These past few weeks have definately been some of the most difficult I've ever experienced as far as mania is concerned. My energy, paranoia, and stress levels have been through the roof. On top of the regular symptoms of mania I have had quite a bit of bad luck for the past few weeks. Besides losing my credit card, my car dying, car tire falling off, crashing my bike, power going out in my bedroom, fans breaking, and school starting, I also just had a huge dissapointment with an audtion for a dream role. Bad things happen, I get it. The thing that has made these past few weeks so difficult is trying to keep myself pulled together around people who don't understand how I'm feeling, and have no idea how hard I work to hide my pain. Keeping my mania under control has been a challenge all summer, and now that things aren't going my way its becoming nearly impossible.
In acting class the other day we were asked to write down what our worst theatrical experience was. I wrote about an experience I had in Jr. High School when I played Romeo in Romeo and Juliet. We performed the infamous BALCONY SCENE in an assembly for the 8th and 9th graders, and their reaction was... well exactly how you would expect Jr. High kids to act (lots of cheering/cat calling blah blah blah). But AFTER the balcony scene was over I had a monologue to finish the scene. The kids were so bored that the kissing was over that they started yelling things out at me, and eventually boo-ing so loudly that I walked off stage and shut the curtins myself. It still remains one of the most humiliating experiences of my life.
After we wrote down that experience we were asked to write down why that experience is actually the BEST theatrical experiene of our lives. I wrote that I learned humility from that experience. I learned that I perform not to please other people, but because I love it more than anything. I started from a humble place and that keeps me grounded as a performer.

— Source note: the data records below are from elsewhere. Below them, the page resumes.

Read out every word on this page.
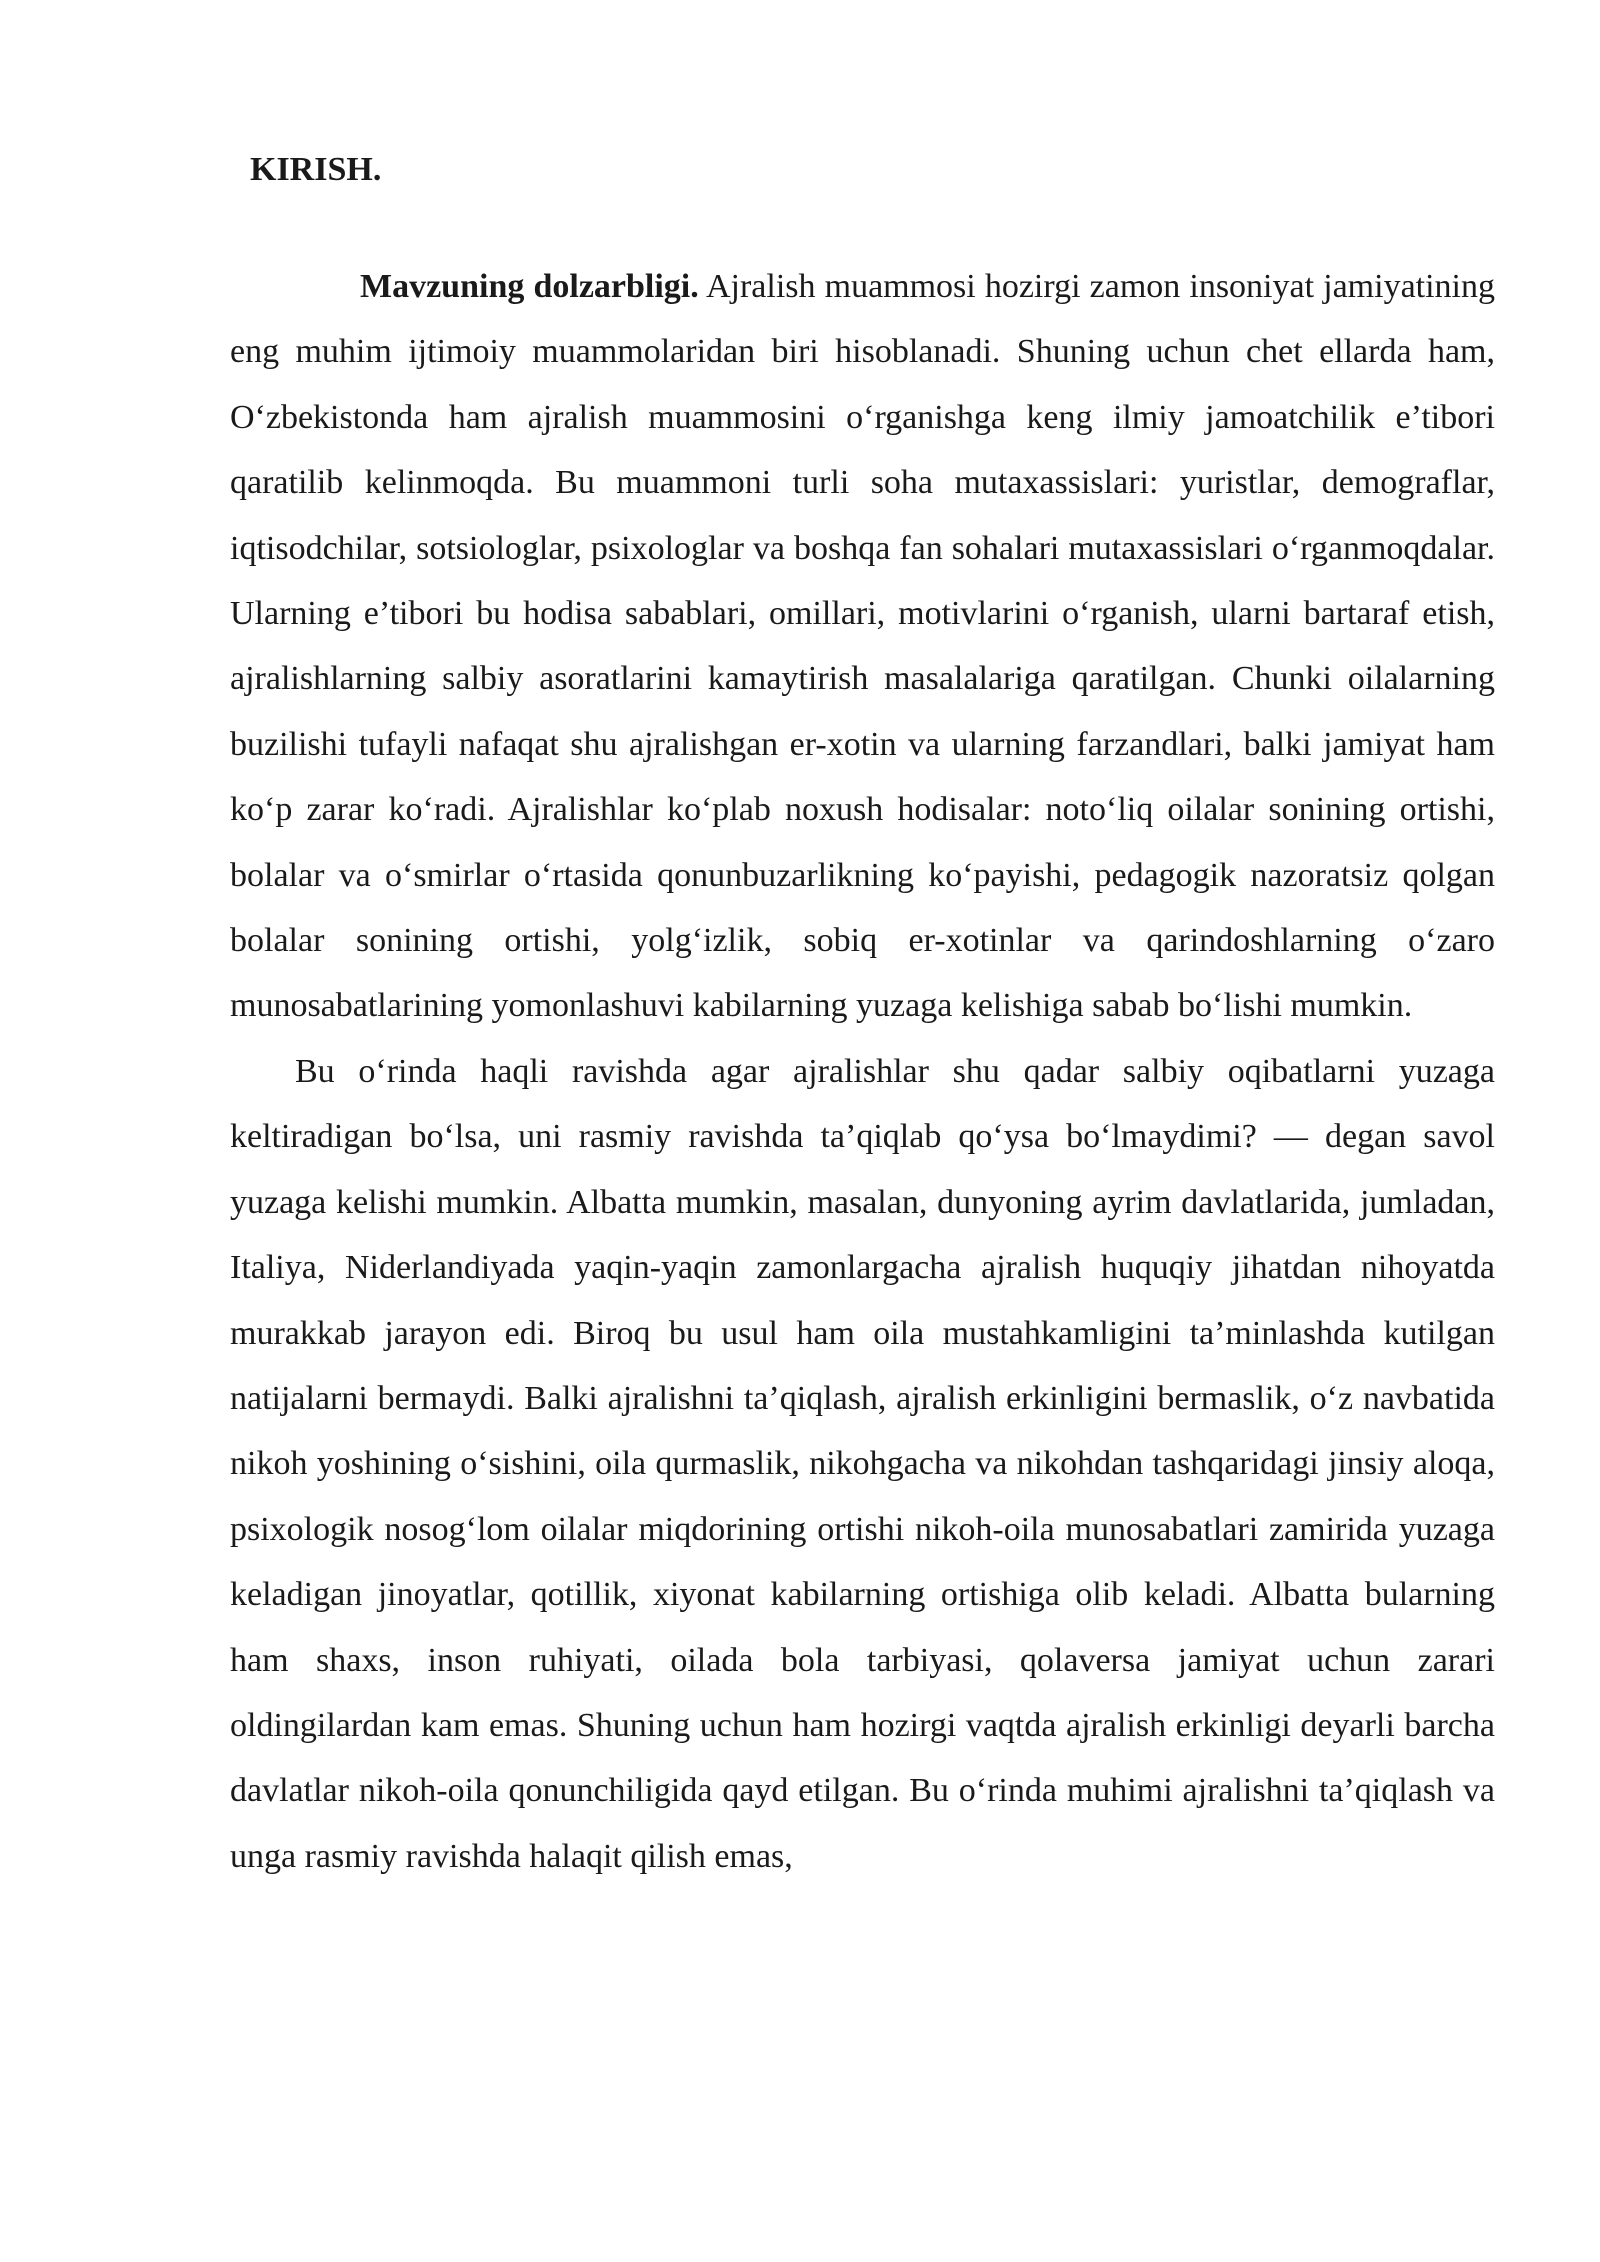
KIRISH.

Mavzuning dolzarbligi. Ajralish muammosi hozirgi zamon insoniyat jamiyatining eng muhim ijtimoiy muammolaridan biri hisoblanadi. Shuning uchun chet ellarda ham, O‘zbekistonda ham ajralish muammosini o‘rganishga keng ilmiy jamoatchilik e’tibori qaratilib kelinmoqda. Bu muammoni turli soha mutaxassislari: yuristlar, demograflar, iqtisodchilar, sotsiologlar, psixologlar va boshqa fan sohalari mutaxassislari o‘rganmoqdalar. Ularning e’tibori bu hodisa sabablari, omillari, motivlarini o‘rganish, ularni bartaraf etish, ajralishlarning salbiy asoratlarini kamaytirish masalalariga qaratilgan. Chunki oilalarning buzilishi tufayli nafaqat shu ajralishgan er-xotin va ularning farzandlari, balki jamiyat ham ko‘p zarar ko‘radi. Ajralishlar ko‘plab noxush hodisalar: noto‘liq oilalar sonining ortishi, bolalar va o‘smirlar o‘rtasida qonunbuzarlikning ko‘payishi, pedagogik nazoratsiz qolgan bolalar sonining ortishi, yolg‘izlik, sobiq er-xotinlar va qarindoshlarning o‘zaro munosabatlarining yomonlashuvi kabilarning yuzaga kelishiga sabab bo‘lishi mumkin.

Bu o‘rinda haqli ravishda agar ajralishlar shu qadar salbiy oqibatlarni yuzaga keltiradigan bo‘lsa, uni rasmiy ravishda ta’qiqlab qo‘ysa bo‘lmaydimi? — degan savol yuzaga kelishi mumkin. Albatta mumkin, masalan, dunyoning ayrim davlatlarida, jumladan, Italiya, Niderlandiyada yaqin-yaqin zamonlargacha ajralish huquqiy jihatdan nihoyatda murakkab jarayon edi. Biroq bu usul ham oila mustahkamligini ta’minlashda kutilgan natijalarni bermaydi. Balki ajralishni ta’qiqlash, ajralish erkinligini bermaslik, o‘z navbatida nikoh yoshining o‘sishini, oila qurmaslik, nikohgacha va nikohdan tashqaridagi jinsiy aloqa, psixologik nosog‘lom oilalar miqdorining ortishi nikoh-oila munosabatlari zamirida yuzaga keladigan jinoyatlar, qotillik, xiyonat kabilarning ortishiga olib keladi. Albatta bularning ham shaxs, inson ruhiyati, oilada bola tarbiyasi, qolaversa jamiyat uchun zarari oldingilardan kam emas. Shuning uchun ham hozirgi vaqtda ajralish erkinligi deyarli barcha davlatlar nikoh-oila qonunchiligida qayd etilgan. Bu o‘rinda muhimi ajralishni ta’qiqlash va unga rasmiy ravishda halaqit qilish emas,
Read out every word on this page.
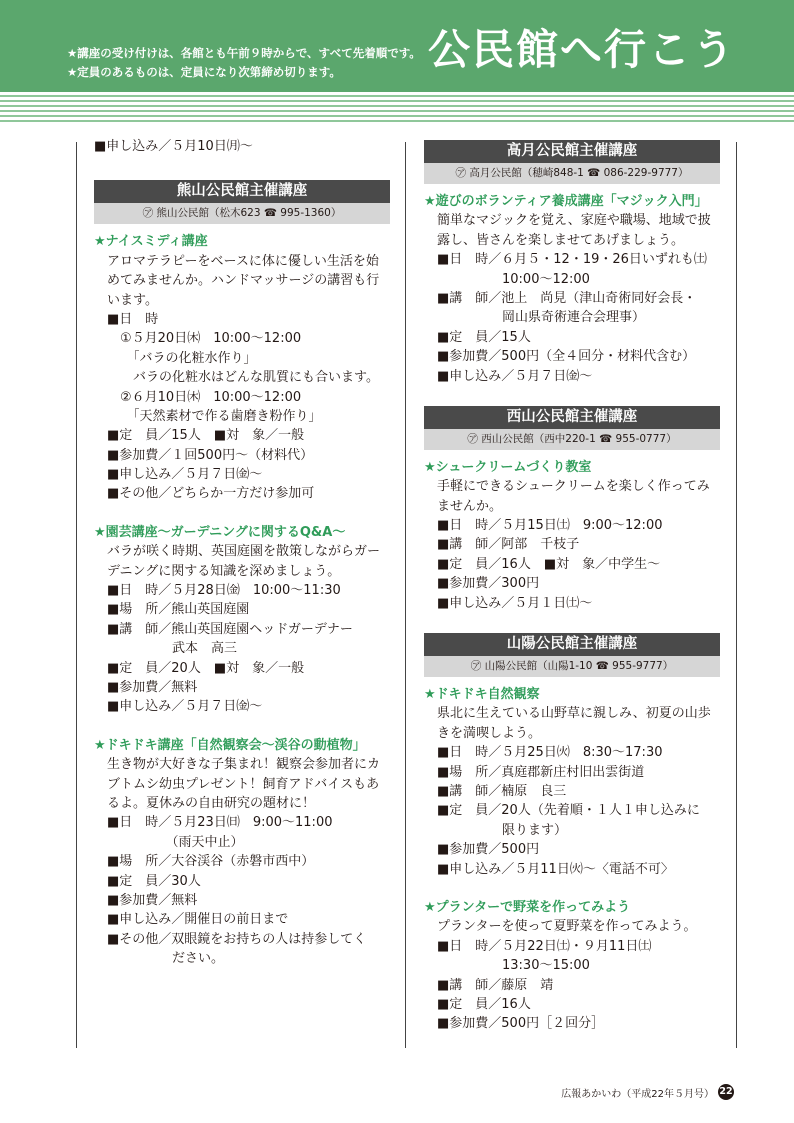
★講座の受け付けは、各館とも午前９時からで、すべて先着順です。
★定員のあるものは、定員になり次第締め切ります。	公民館へ行こう
■申し込み／５月10日㈪～
熊山公民館主催講座
㋐ 熊山公民館（松木623 ☎ 995-1360）
★ナイスミディ講座
　アロマテラピーをベースに体に優しい生活を始
　めてみませんか。ハンドマッサージの講習も行
　います。
　■日　時
　　①５月20日㈭　10:00～12:00
　　　「バラの化粧水作り」
　　　バラの化粧水はどんな肌質にも合います。
　　②６月10日㈭　10:00～12:00
　　　「天然素材で作る歯磨き粉作り」
　■定　員／15人　■対　象／一般
　■参加費／１回500円～（材料代）
　■申し込み／５月７日㈮～
　■その他／どちらか一方だけ参加可
★園芸講座～ガーデニングに関するQ&A～
　バラが咲く時期、英国庭園を散策しながらガー
　デニングに関する知識を深めましょう。
　■日　時／５月28日㈮　10:00～11:30
　■場　所／熊山英国庭園
　■講　師／熊山英国庭園ヘッドガーデナー
　　　　　　武本　高三
　■定　員／20人　■対　象／一般
　■参加費／無料
　■申し込み／５月７日㈮～
★ドキドキ講座「自然観察会～渓谷の動植物」
　生き物が大好きな子集まれ！観察会参加者にカ
　ブトムシ幼虫プレゼント！飼育アドバイスもあ
　るよ。夏休みの自由研究の題材に！
　■日　時／５月23日㈰　9:00～11:00
　　　　　　（雨天中止）
　■場　所／大谷渓谷（赤磐市西中）
　■定　員／30人
　■参加費／無料
　■申し込み／開催日の前日まで
　■その他／双眼鏡をお持ちの人は持参してく
　　　　　　ださい。
高月公民館主催講座
㋐ 高月公民館（穂崎848-1 ☎ 086-229-9777）
★遊びのボランティア養成講座「マジック入門」
　簡単なマジックを覚え、家庭や職場、地域で披
　露し、皆さんを楽しませてあげましょう。
　■日　時／６月５・12・19・26日いずれも㈯
　　　　　　10:00～12:00
　■講　師／池上　尚見（津山奇術同好会長・
　　　　　　岡山県奇術連合会理事）
　■定　員／15人
　■参加費／500円（全４回分・材料代含む）
　■申し込み／５月７日㈮～
西山公民館主催講座
㋐ 西山公民館（西中220-1 ☎ 955-0777）
★シュークリームづくり教室
　手軽にできるシュークリームを楽しく作ってみ
　ませんか。
　■日　時／５月15日㈯　9:00～12:00
　■講　師／阿部　千枝子
　■定　員／16人　■対　象／中学生～
　■参加費／300円
　■申し込み／５月１日㈯～
山陽公民館主催講座
㋐ 山陽公民館（山陽1-10 ☎ 955-9777）
★ドキドキ自然観察
　県北に生えている山野草に親しみ、初夏の山歩
　きを満喫しよう。
　■日　時／５月25日㈫　8:30～17:30
　■場　所／真庭郡新庄村旧出雲街道
　■講　師／楠原　良三
　■定　員／20人（先着順・１人１申し込みに
　　　　　　限ります）
　■参加費／500円
　■申し込み／５月11日㈫～〈電話不可〉
★プランターで野菜を作ってみよう
　プランターを使って夏野菜を作ってみよう。
　■日　時／５月22日㈯・９月11日㈯
　　　　　　13:30～15:00
　■講　師／藤原　靖
　■定　員／16人
　■参加費／500円［２回分］
広報あかいわ（平成22年５月号） 22
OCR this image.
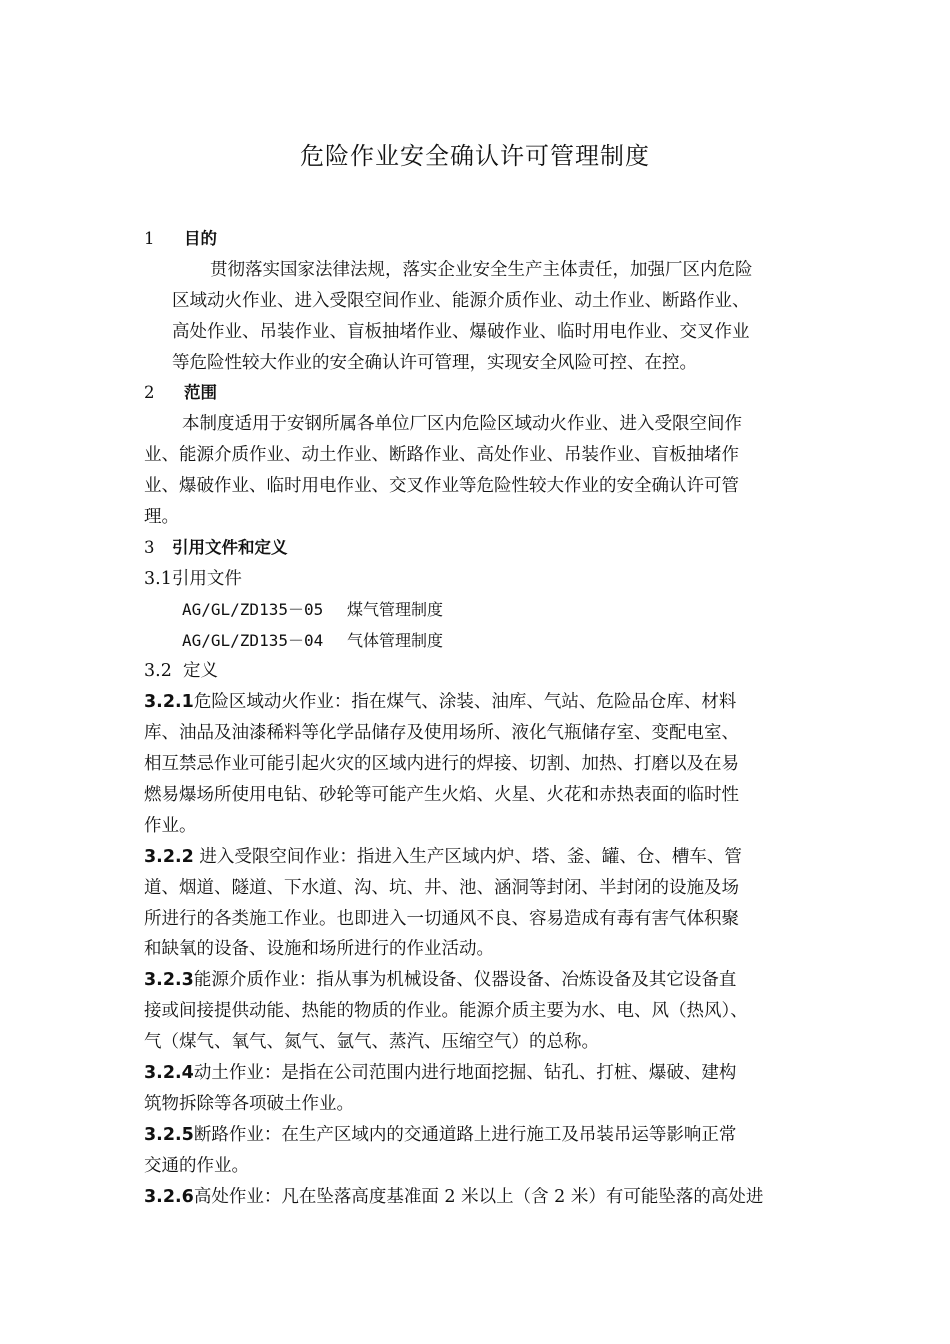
危险作业安全确认许可管理制度
1 目的
贯彻落实国家法律法规，落实企业安全生产主体责任，加强厂区内危险
区域动火作业、进入受限空间作业、能源介质作业、动土作业、断路作业、
高处作业、吊装作业、盲板抽堵作业、爆破作业、临时用电作业、交叉作业
等危险性较大作业的安全确认许可管理，实现安全风险可控、在控。
2 范围
本制度适用于安钢所属各单位厂区内危险区域动火作业、进入受限空间作
业、能源介质作业、动土作业、断路作业、高处作业、吊装作业、盲板抽堵作
业、爆破作业、临时用电作业、交叉作业等危险性较大作业的安全确认许可管
理。
3 引用文件和定义
3.1引用文件
AG/GL/ZD135－05 煤气管理制度
AG/GL/ZD135－04 气体管理制度
3.2 定义
3.2.1危险区域动火作业：指在煤气、涂装、油库、气站、危险品仓库、材料
库、油品及油漆稀料等化学品储存及使用场所、液化气瓶储存室、变配电室、
相互禁忌作业可能引起火灾的区域内进行的焊接、切割、加热、打磨以及在易
燃易爆场所使用电钻、砂轮等可能产生火焰、火星、火花和赤热表面的临时性
作业。
3.2.2 进入受限空间作业：指进入生产区域内炉、塔、釜、罐、仓、槽车、管
道、烟道、隧道、下水道、沟、坑、井、池、涵洞等封闭、半封闭的设施及场
所进行的各类施工作业。也即进入一切通风不良、容易造成有毒有害气体积聚
和缺氧的设备、设施和场所进行的作业活动。
3.2.3能源介质作业：指从事为机械设备、仪器设备、冶炼设备及其它设备直
接或间接提供动能、热能的物质的作业。能源介质主要为水、电、风（热风）、
气（煤气、氧气、氮气、氩气、蒸汽、压缩空气）的总称。
3.2.4动土作业：是指在公司范围内进行地面挖掘、钻孔、打桩、爆破、建构
筑物拆除等各项破土作业。
3.2.5断路作业：在生产区域内的交通道路上进行施工及吊装吊运等影响正常
交通的作业。
3.2.6高处作业：凡在坠落高度基准面 2 米以上（含 2 米）有可能坠落的高处进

Now i'm doing my best to apply that acting exercise to my personal life. I was cast in the ensemble of HAIR at the University of Utah which is WONDERFUL, but hard because i worked so hard in the hopes of getting one of my dream roles, and failed. But I learned from my audition experience that I put too much pressure on my professional life. My self worth is defined by how successful I am in my career. When I wasn't cast I was afraid people wouldn't like me anymore, that my friends wouldn't respect me, that I was UGLY, that my life was essentially over. In an attempt to make me feel better my friends said I probably just didn't fit what the director had in mind. I just wasn't right. But that made me feel even worse. The idea that someone doesn't like me, or doesn't think I'm right freaks me out so bad. THATS CRAZY! As a Bipolar person I am very inconsistant emotionally... but my career path is EVEN MORE inconsistant. I have to learn to not let my happiness depend on my success as a performer. This experience hurt me a lot, but it was a huge wakeup call for me and I think it will help me so much in the future. If i can learn to NOT base my happiness off being a perfect performer..... well then I won't have to change my major to pre-med.